"... avevo scoperto l'abisso della rassegnazione, la virtù del distacco, il piacere del pensare pulito, l'ebbrezza della creazione politica, il fremito dell'apparire delle cose impossibili..." Altiero Spinelli

L'ulivo e il senso del limite

Puglia, Ulivi

(29 marzo 2017) Ulivi centenari, talvolta millenari. Come in Palestina, anche nel Salento la prima sensazione che ho provato avvicinandomi a queste meraviglie della natura è stata la fragilità delle nostre esistenze, quel profondo rispetto che provi verso le cose più grandi te, come se delle piante potessero infonderti il senso del limite.

Vedere – come avviene in Palestina – queste sculture naturali tagliate come segno di disprezzo per qualcosa che rappresenta la storia degli altri o – come accade in questi giorni nel Salento – strappate dalla terra per far posto alle magnifiche sorti di un progresso che non sa interrogarsi sulla propria insostenibilità, prova in me un senso insieme di dolore e di indignazione.

Perché il tema non è semplicemente l'ubicazione di un gasdotto, laddove una scelta diversa di percorso avrebbe potuto evitare lo scempio di queste ore.
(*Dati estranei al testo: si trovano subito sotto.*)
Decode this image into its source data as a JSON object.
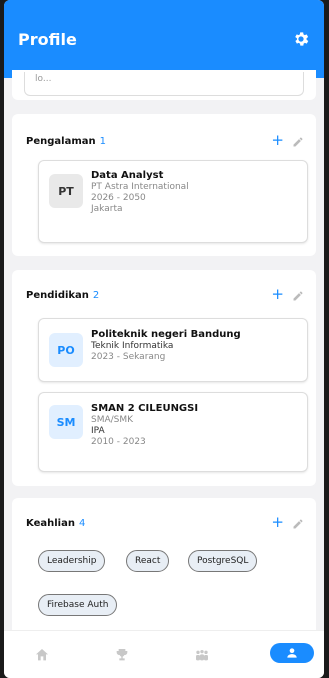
{
  "header": {
    "title": "Profile",
    "settings_icon": "gear-icon"
  },
  "top_peek": {
    "text": "lo..."
  },
  "pengalaman": {
    "title": "Pengalaman",
    "count": "1",
    "items": [
      {
        "badge": "PT",
        "name": "Data Analyst",
        "company": "PT Astra International",
        "period": "2026 - 2050",
        "location": "Jakarta"
      }
    ]
  },
  "pendidikan": {
    "title": "Pendidikan",
    "count": "2",
    "items": [
      {
        "badge": "PO",
        "name": "Politeknik negeri Bandung",
        "major": "Teknik Informatika",
        "period": "2023 - Sekarang"
      },
      {
        "badge": "SM",
        "name": "SMAN 2 CILEUNGSI",
        "level": "SMA/SMK",
        "major": "IPA",
        "period": "2010 - 2023"
      }
    ]
  },
  "keahlian": {
    "title": "Keahlian",
    "count": "4",
    "skills": [
      "Leadership",
      "React",
      "PostgreSQL",
      "Firebase Auth"
    ]
  },
  "nav": {
    "items": [
      "home-icon",
      "trophy-icon",
      "people-icon",
      "profile-icon"
    ],
    "active": "profile-icon"
  },
  "colors": {
    "accent": "#1a8cff",
    "background": "#f2f2f4"
  }
}
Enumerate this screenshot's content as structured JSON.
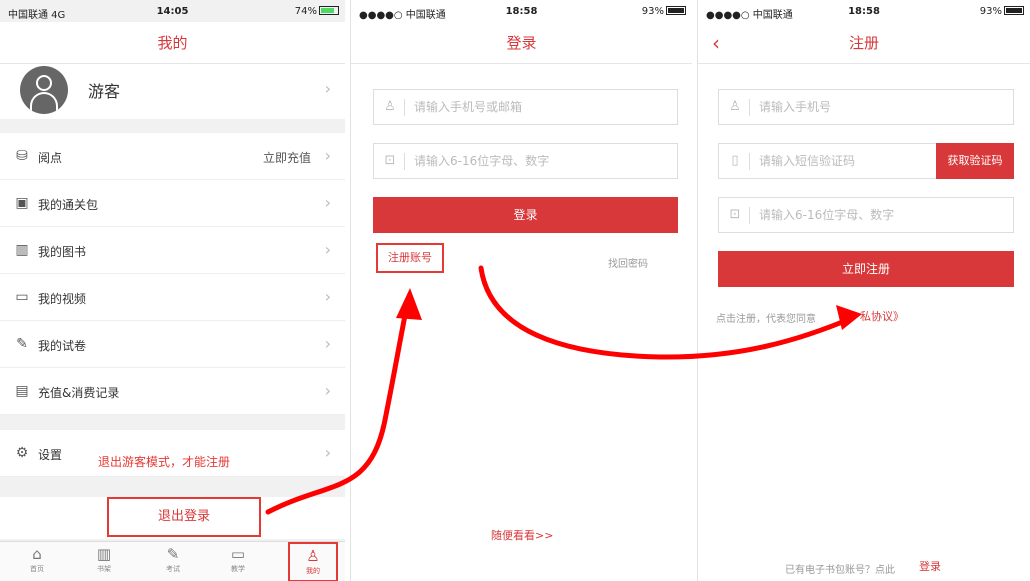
{
  "screen1": {
    "status": {
      "carrier": "中国联通 4G",
      "time": "14:05",
      "battery": "74%"
    },
    "title": "我的",
    "user": {
      "name": "游客"
    },
    "items": [
      {
        "label": "阅点",
        "extra": "立即充值",
        "icon": "coin-icon"
      },
      {
        "label": "我的通关包",
        "icon": "package-icon"
      },
      {
        "label": "我的图书",
        "icon": "books-icon"
      },
      {
        "label": "我的视频",
        "icon": "video-icon"
      },
      {
        "label": "我的试卷",
        "icon": "exam-paper-icon"
      },
      {
        "label": "充值&消费记录",
        "icon": "record-icon"
      },
      {
        "label": "设置",
        "icon": "gear-icon"
      }
    ],
    "note": "退出游客模式，才能注册",
    "logout": "退出登录",
    "tabs": [
      "首页",
      "书架",
      "考试",
      "教学",
      "我的"
    ]
  },
  "screen2": {
    "status": {
      "carrier": "●●●●○ 中国联通",
      "time": "18:58",
      "battery": "93%"
    },
    "title": "登录",
    "account_placeholder": "请输入手机号或邮箱",
    "password_placeholder": "请输入6-16位字母、数字",
    "login": "登录",
    "register": "注册账号",
    "forgot": "找回密码",
    "browse": "随便看看>>"
  },
  "screen3": {
    "status": {
      "carrier": "●●●●○ 中国联通",
      "time": "18:58",
      "battery": "93%"
    },
    "title": "注册",
    "phone_placeholder": "请输入手机号",
    "code_placeholder": "请输入短信验证码",
    "get_code": "获取验证码",
    "password_placeholder": "请输入6-16位字母、数字",
    "submit": "立即注册",
    "agree_prefix": "点击注册，代表您同意",
    "agree_link": "私协议》",
    "footer_text": "已有电子书包账号？点此",
    "footer_link": "登录"
  },
  "colors": {
    "accent": "#d9383a",
    "annotation": "#ff0000"
  }
}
E' proprio il non interrogarsi di fondo da parte della politica che colpisce, è la sua subalternità di fronte alla pretesa superiorità della tecnica. E' l'insignificanza verso la vita di chi progetta queste opere come se, in nome di un interesse superiore (del tutto discutibile), la storia di un luogo, la sua natura, fosse insignificante.

Mi vengono in aiuto le straordinarie parole di Hannah Arendt: «Quanto più una civiltà è evoluta, quanto più completo è il mondo da essa creato, quanto più familiare gli uomini trovano questo ambiente “artificiale”, tanto più essi si sentono irritati da quel che non hanno prodotto, da tutto quel che è loro misteriosamente dato». (m.n.)